Last week Pakistan's president, General Pervez Musharraf, pledged his country's support to the international effort to bring alleged terrorist Osama Bin Laden and members of his al-Qaida organization to justice. President Bush says they are the prime suspects in the terrorist attacks that killed more than 6,000 people in the United States earlier this month.

Many analysts say, contrary to expectations, General Musharraf's pledge to support the campaign against Osama Bin Laden and his organization has not encountered much opposition in Pakistan so far.

Demonstrators spilled out into the streets of Islamabad last Friday to protest General Musharraf's decision to back the U.S. effort against Osama Bin Laden, were certainly vocal in their opposition to his policy, but they were also peaceful.

Leaders of the protests who represent religious parties aligned with the Taleban had predicted a turnout of hundreds of thousands of protesters, and possible violence. Four people were killed in protests in the southern port city of Karachi, but the disturbances did not spread to the rest of the country. Some Pakistani political analysts like retired General Talat Masood, who now writes a newspaper column, say the religious leaders have misjudged the public mood in Pakistan.

"I think it will hold. By and large these leaders, even if they oppose General Musharraf, I think they are doing mostly posturing," Mr. Masood says. "Their vested interests in some cases are hurt and also their sources of financial support, and so they are raising noises. That is why they are making these noises so they are not really ideologically motivated. But I must caution here if there is a lot of collateral damage in Afghanistan and civilians are hit, then there is definitely the possibility that passions would be aroused and these political, religious parties would like to exploit that situation, but I think the U.S. and the coalition would be cognizant of that."

Religious inspired violence is something that scares many Pakistanis. In 1977 the religious Jamaat-e-Islami party led bloody street protests that helped to bring down the government of then Prime Minister Zulfikar Ali Bhutto and usher in a military government.

Some mainstream political leaders, like Fakhar Imam who leads a breakaway faction of the Pakistan Muslim League, say they are worried that demonstrations could get larger if Pakistanis feel threatened by the presence of foreign troops in their country. "Well the biggest fear could be that if [religious parties] feel that Pakistan was just providing facilities, a lot of foreign troops were to be seen and that sort of thing there could be bigger demonstrations," Mr. Imam says. "I would not say it could lead to any kind of perhaps civil war but there would be fairly large demonstrations and disturbances. Hopefully it would not lead to any kind of bloody affair, but those are the kinds of things that should be kept in mind."

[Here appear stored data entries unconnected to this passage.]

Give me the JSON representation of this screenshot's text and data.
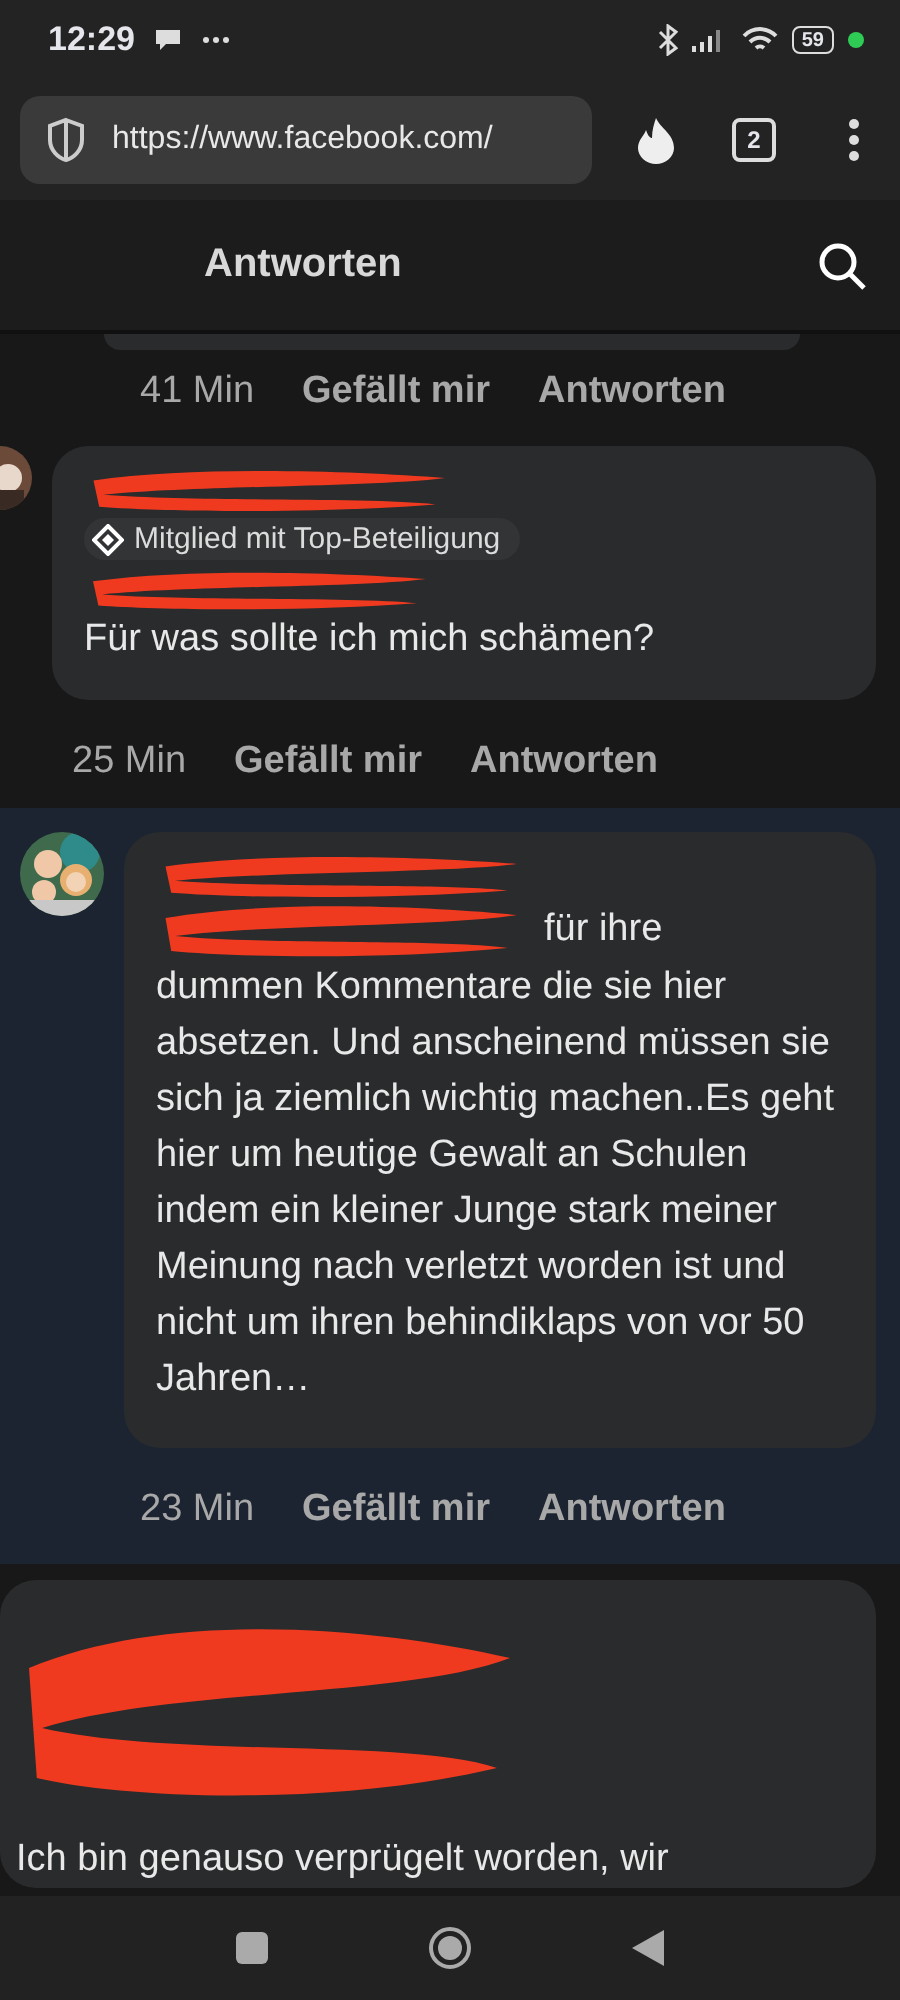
{
  "status_bar": {
    "time": "12:29",
    "battery": "59"
  },
  "browser": {
    "url": "https://www.facebook.com/",
    "tab_count": "2"
  },
  "header": {
    "title": "Antworten"
  },
  "comments": [
    {
      "kind": "tail",
      "meta": {
        "time": "41 Min",
        "like": "Gefällt mir",
        "reply": "Antworten"
      }
    },
    {
      "kind": "reply_edge",
      "highlighted": false,
      "badge": "Mitglied mit Top-Beteiligung",
      "text": "Für was sollte ich mich schämen?",
      "meta": {
        "time": "25 Min",
        "like": "Gefällt mir",
        "reply": "Antworten"
      }
    },
    {
      "kind": "reply",
      "highlighted": true,
      "mention_tail": "für ihre",
      "text": "dummen Kommentare die sie hier absetzen. Und anscheinend müssen sie sich ja ziemlich wichtig machen..Es geht hier um heutige Gewalt an Schulen indem ein kleiner Junge stark meiner Meinung nach verletzt worden ist und nicht um ihren behindiklaps von vor 50 Jahren…",
      "meta": {
        "time": "23 Min",
        "like": "Gefällt mir",
        "reply": "Antworten"
      }
    },
    {
      "kind": "cut",
      "highlighted": false,
      "text": "Ich bin genauso verprügelt worden, wir"
    }
  ]
}
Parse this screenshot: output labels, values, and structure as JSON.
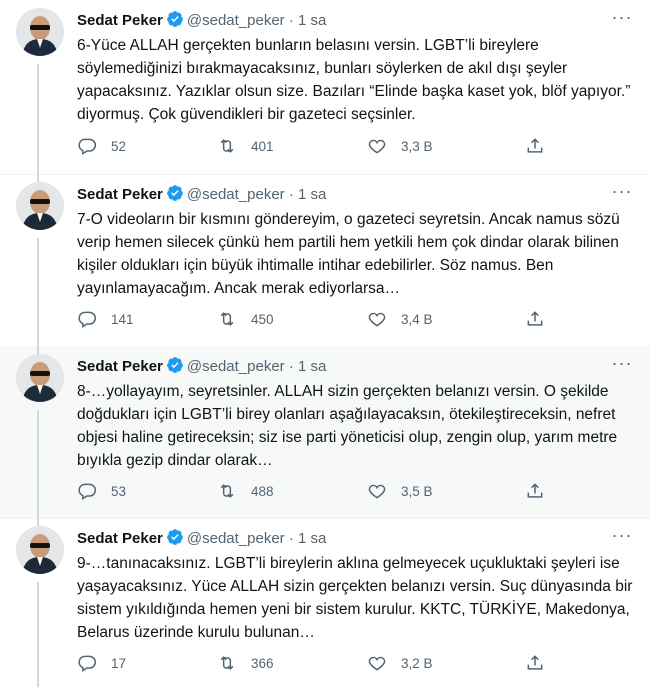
{
  "tweets": [
    {
      "author": "Sedat Peker",
      "handle": "@sedat_peker",
      "separator": "·",
      "time": "1 sa",
      "text": "6-Yüce ALLAH gerçekten bunların belasını versin. LGBT’li bireylere söylemediğinizi bırakmayacaksınız, bunları söylerken de akıl dışı şeyler yapacaksınız. Yazıklar olsun size. Bazıları “Elinde başka kaset yok, blöf yapıyor.” diyormuş. Çok güvendikleri bir gazeteci seçsinler.",
      "replies": "52",
      "retweets": "401",
      "likes": "3,3 B"
    },
    {
      "author": "Sedat Peker",
      "handle": "@sedat_peker",
      "separator": "·",
      "time": "1 sa",
      "text": "7-O videoların bir kısmını göndereyim, o gazeteci seyretsin. Ancak namus sözü verip hemen silecek çünkü hem partili hem yetkili hem çok dindar olarak bilinen kişiler oldukları için büyük ihtimalle intihar edebilirler. Söz namus. Ben yayınlamayacağım. Ancak merak ediyorlarsa…",
      "replies": "141",
      "retweets": "450",
      "likes": "3,4 B"
    },
    {
      "author": "Sedat Peker",
      "handle": "@sedat_peker",
      "separator": "·",
      "time": "1 sa",
      "text": "8-…yollayayım, seyretsinler. ALLAH sizin gerçekten belanızı versin. O şekilde doğdukları için LGBT’li birey olanları aşağılayacaksın, ötekileştireceksin, nefret objesi haline getireceksin; siz ise parti yöneticisi olup, zengin olup, yarım metre bıyıkla gezip dindar olarak…",
      "replies": "53",
      "retweets": "488",
      "likes": "3,5 B"
    },
    {
      "author": "Sedat Peker",
      "handle": "@sedat_peker",
      "separator": "·",
      "time": "1 sa",
      "text": "9-…tanınacaksınız. LGBT’li bireylerin aklına gelmeyecek uçukluktaki şeyleri ise yaşayacaksınız. Yüce ALLAH sizin gerçekten belanızı versin. Suç dünyasında bir sistem yıkıldığında hemen yeni bir sistem kurulur. KKTC, TÜRKİYE, Makedonya, Belarus üzerinde kurulu bulunan…",
      "replies": "17",
      "retweets": "366",
      "likes": "3,2 B"
    }
  ]
}
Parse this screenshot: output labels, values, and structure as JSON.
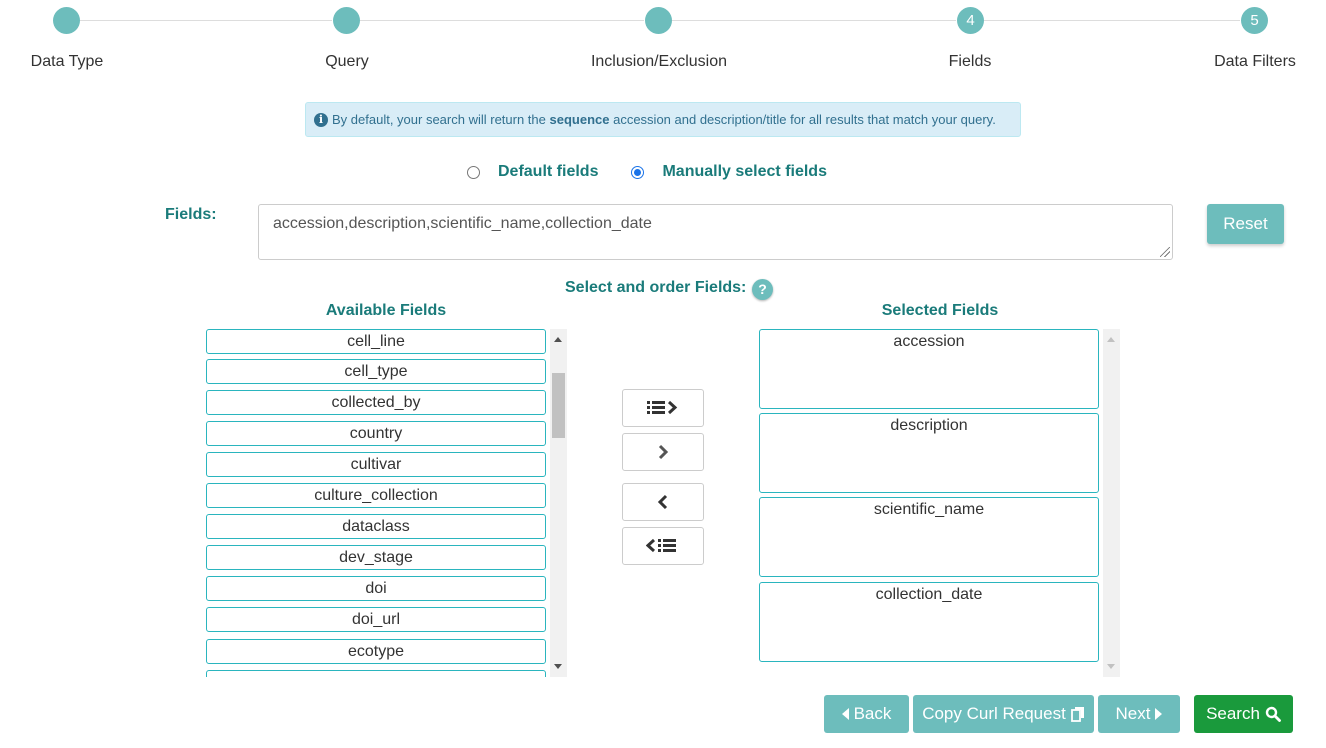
{
  "stepper": {
    "steps": [
      {
        "label": "Data Type",
        "number": ""
      },
      {
        "label": "Query",
        "number": ""
      },
      {
        "label": "Inclusion/Exclusion",
        "number": ""
      },
      {
        "label": "Fields",
        "number": "4"
      },
      {
        "label": "Data Filters",
        "number": "5"
      }
    ],
    "completed_color": "#6dbdbc"
  },
  "info": {
    "prefix": "By default, your search will return the ",
    "bold": "sequence",
    "suffix": " accession and description/title for all results that match your query.",
    "icon": "info-circle-icon"
  },
  "field_mode": {
    "options": [
      {
        "label": "Default fields",
        "selected": false
      },
      {
        "label": "Manually select fields",
        "selected": true
      }
    ]
  },
  "fields": {
    "label": "Fields:",
    "value": "accession,description,scientific_name,collection_date",
    "reset_label": "Reset"
  },
  "selector": {
    "title": "Select and order Fields:",
    "help": "?",
    "available_title": "Available Fields",
    "selected_title": "Selected Fields",
    "available": [
      "cell_line",
      "cell_type",
      "collected_by",
      "country",
      "cultivar",
      "culture_collection",
      "dataclass",
      "dev_stage",
      "doi",
      "doi_url",
      "ecotype"
    ],
    "selected": [
      "accession",
      "description",
      "scientific_name",
      "collection_date"
    ],
    "move_buttons": [
      "move-all-right-icon",
      "move-right-icon",
      "move-left-icon",
      "move-all-left-icon"
    ]
  },
  "actions": {
    "back": "Back",
    "copy_curl": "Copy Curl Request",
    "next": "Next",
    "search": "Search"
  },
  "colors": {
    "accent": "#6dbdbc",
    "heading": "#1a7b7a",
    "item_border": "#2ab5be",
    "search": "#1a9a3c"
  }
}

Some analysts point out that religious parties in Pakistan have never done well at the ballot box, gaining no more than about two percent of the vote in the last few national elections. Rasul Bakhsh Rais, the Director of the Area Studies Center at Quaid-i-Azam University in Islamabad says many Pakistanis are weary of the sectarian violence that some religious parties promote. He adds many Pakistanis would welcome a crackdown on extremist elements within the Taleban because he says they are behind some of the violence plaguing Pakistan.

"The majority, the overwhelming majority of the people in Pakistan have seen terrorism tearing Pakistani society apart," Mr. Rais says. "I am talking about ethnic terrorism in Karachi, I am talking about sectarian and religious terrorism in Pakistan and sectarian and religious terrorists have links with the Taleban. People are fed up with that and they see an opportunity in this war that at least Pakistani society will be cleaned up."

But Rasul Bakhsh Rais and other analysts also caution that Pakistanis will not support what he and others call the establishment of a puppet regime in Afghanistan, made up of elements hostile to Pakistan. That, he and others say, could upset Pakistanis who now support the fight against terrorism, and result in a backlash inside Pakistan.